About this Research Topic
This Research Topic aims at bringing together new perspectives and theories in the social sciences that explore the relational terrain ageing and digital technologies, with an emphasis on the digital and material aspects that co-constitute later life. For example, contributions are welcome that conceptualize and explore the role of different kinds of (digital) data in shaping later life, including research on how big data analytics, algorithms and their associated biases are designed, applied or used in later life and influence the experience and construction of age and ageing. Further, contributions are welcome that conceptualize and explore the multiple ontologies and configurations of designing technologies for later life and their consequences for the construction of age and ageing.
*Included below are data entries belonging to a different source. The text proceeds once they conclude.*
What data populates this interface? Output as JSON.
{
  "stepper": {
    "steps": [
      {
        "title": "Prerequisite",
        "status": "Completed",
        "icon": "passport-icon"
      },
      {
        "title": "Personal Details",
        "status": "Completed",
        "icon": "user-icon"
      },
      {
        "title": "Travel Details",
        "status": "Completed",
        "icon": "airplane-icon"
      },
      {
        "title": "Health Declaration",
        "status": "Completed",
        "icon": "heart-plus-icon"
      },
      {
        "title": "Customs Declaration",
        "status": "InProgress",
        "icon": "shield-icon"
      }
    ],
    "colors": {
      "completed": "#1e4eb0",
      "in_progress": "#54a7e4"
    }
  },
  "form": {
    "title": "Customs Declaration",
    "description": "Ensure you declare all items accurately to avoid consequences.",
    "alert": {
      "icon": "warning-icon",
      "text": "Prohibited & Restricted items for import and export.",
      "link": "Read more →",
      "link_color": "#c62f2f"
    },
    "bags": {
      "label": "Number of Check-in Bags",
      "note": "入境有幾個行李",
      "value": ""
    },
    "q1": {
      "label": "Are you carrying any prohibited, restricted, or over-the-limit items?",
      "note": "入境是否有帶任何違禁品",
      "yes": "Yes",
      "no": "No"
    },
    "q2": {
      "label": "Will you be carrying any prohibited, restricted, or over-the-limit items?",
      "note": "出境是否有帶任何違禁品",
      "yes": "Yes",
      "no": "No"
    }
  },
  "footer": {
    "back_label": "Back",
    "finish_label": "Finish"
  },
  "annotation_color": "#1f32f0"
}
We especially welcome submissions that apply new theories and perspectives to the following topics:
· Digital life worlds of older adults and emerging digital cultures of later life
· The role of images of ageing and ageism in technology (e.g. robotics) design, digital media ideologies and digital imperatives
· Aspects of (big) data and AI in shaping in later life, including algorithmic ageing and age-biases of algorithms
· The place and effects of digital time, digital temporalities, and digital futures in later life
· The technological formation of new age-inequalities and power relations
We encourage submissions from researchers across the social sciences and humanities and are open to theoretical papers as well as diverse methodological approaches, including quantitative, qualitative, mixed-method designs, ethnographic and participatory research that makes a contribution to theorizing the relationship between ageing and digital technologies.
Keywords: Ageing, gerontology, science-and-technology studies, digital transformation, digital inequality
Important Note: All contributions to this Research Topic must be within the scope of the section and journal to which they are submitted, as defined in their mission statements. Frontiers reserves the right to guide an out-of-scope manuscript to a more suitable section or journal at any stage of peer review.